ただ何度もGoogleのマルチエージェントの定義と、AI Agents vs. Agentic AI: A Conceptual
Taxonomy, Applications and Challengesを読んでいると、以下の違いに気づきました。
- マルチエージェント:飽くまでも複数のAIエージェントが連携することしか述べていない
- エージェント型AI:オーケストレータとなるエージェントが計画を立てて、複数のAIエージェントと協働することを強調
例えば、あるエージェントが出力したものを別のエージェントがレビューする、というのはマルチエージェントではありますが、エージェント型AIかと言われると微妙です。
ユーザーの指示 → Aが情報収集 → BがAの出力を確認、というワークフローに計画やタスクの細分化などはしていません。
飽くまでもAIエージェントのタスクに、追加で出力のレビューが入っただけに過ぎないと考えられます。
つまりエージェント型AIというのは、マルチエージェントの1つであり、目的に対してオーケストレータが計画・タスクの細分化を行い、その目的を達成するための各タスクを行うエージェント達とやり取りするマルチエージェントシステム、と解釈しました。
ただ、正直ここらの違いはbig tech等が上手く定義してほしいな、という気がしています。
まとめ
上記の内容をまとめ、最終的な個人の解釈は以下の通りになります。
用語 | 本記事での解釈 |
---|---|
AIエージェント | 単一のタスクを行う自律的・半自律的な1つのAIソフトウェア |
マルチエージェント | 複数のAIエージェントが協働し、AIエージェント単独ではできない複雑なタスクを行うソフトウェア |
エージェント型AI | マルチエージェントの一種。

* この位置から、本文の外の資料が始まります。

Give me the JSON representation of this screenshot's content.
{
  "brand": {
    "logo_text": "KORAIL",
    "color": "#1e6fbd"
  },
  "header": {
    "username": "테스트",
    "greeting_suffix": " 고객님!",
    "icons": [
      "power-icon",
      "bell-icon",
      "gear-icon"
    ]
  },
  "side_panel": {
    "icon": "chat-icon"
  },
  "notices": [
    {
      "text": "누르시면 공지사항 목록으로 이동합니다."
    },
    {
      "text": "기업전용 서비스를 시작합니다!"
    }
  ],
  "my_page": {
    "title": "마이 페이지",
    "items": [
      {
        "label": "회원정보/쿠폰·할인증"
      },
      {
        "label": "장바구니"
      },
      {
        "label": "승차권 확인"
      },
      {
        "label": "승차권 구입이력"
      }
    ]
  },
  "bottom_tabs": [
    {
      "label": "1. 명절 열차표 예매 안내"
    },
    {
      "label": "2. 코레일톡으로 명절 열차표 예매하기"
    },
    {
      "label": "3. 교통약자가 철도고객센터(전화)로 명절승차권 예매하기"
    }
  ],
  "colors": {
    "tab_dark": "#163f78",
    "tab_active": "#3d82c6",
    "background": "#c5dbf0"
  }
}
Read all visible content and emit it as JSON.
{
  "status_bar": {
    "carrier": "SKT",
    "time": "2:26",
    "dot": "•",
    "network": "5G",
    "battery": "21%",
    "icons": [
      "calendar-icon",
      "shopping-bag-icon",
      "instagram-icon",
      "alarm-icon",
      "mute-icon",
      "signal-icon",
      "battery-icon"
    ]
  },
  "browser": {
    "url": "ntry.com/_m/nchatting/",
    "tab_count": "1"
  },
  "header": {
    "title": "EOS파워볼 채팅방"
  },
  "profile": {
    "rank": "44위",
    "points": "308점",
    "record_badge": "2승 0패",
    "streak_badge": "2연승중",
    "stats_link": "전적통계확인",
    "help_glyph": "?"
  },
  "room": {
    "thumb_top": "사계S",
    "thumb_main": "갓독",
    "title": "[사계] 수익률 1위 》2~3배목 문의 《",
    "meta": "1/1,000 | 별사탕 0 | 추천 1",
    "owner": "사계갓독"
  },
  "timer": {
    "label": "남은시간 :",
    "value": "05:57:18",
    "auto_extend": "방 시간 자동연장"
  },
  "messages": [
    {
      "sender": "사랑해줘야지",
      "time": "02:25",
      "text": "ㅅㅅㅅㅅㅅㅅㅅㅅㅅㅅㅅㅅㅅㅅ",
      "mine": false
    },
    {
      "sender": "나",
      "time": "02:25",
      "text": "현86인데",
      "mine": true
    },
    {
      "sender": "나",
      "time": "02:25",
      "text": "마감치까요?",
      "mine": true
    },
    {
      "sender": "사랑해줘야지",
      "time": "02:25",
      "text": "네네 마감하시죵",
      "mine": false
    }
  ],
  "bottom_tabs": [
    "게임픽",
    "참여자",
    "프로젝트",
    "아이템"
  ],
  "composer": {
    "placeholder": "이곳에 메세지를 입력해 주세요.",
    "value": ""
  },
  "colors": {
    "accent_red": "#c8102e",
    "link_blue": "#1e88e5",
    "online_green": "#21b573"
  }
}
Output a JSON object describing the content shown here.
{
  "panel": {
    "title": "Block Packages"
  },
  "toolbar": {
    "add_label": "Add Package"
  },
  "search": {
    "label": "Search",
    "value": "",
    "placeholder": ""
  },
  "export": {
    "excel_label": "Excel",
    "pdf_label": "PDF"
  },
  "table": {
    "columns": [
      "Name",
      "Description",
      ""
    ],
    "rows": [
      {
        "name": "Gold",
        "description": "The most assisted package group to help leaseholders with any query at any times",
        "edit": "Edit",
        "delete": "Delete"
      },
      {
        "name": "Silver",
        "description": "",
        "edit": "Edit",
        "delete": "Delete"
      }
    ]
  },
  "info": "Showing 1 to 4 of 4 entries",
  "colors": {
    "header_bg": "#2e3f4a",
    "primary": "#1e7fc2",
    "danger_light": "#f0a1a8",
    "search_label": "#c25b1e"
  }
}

オーケストレータとなるエージェントが目的に基づき計画やタスクの細分化を行い、各タスクに適切なAIエージェントとやり取りして複雑なタスクを遂行するマルチエージェントシステム |
個人的にはとにかく動けば問題ないだろう、とも思います。
ただ一方で、情報収集ややり取りをする際に、企業や話し手が何を表しているのかと意識するのはコミュニケーションにおいて必要だと思うので調べて、記事にしてみました。
飽くまでも個人の解釈ではあるので、これだけの用語があり人や企業によって定義のバラツキがあるのか、というのが伝われば良いかなと思っています。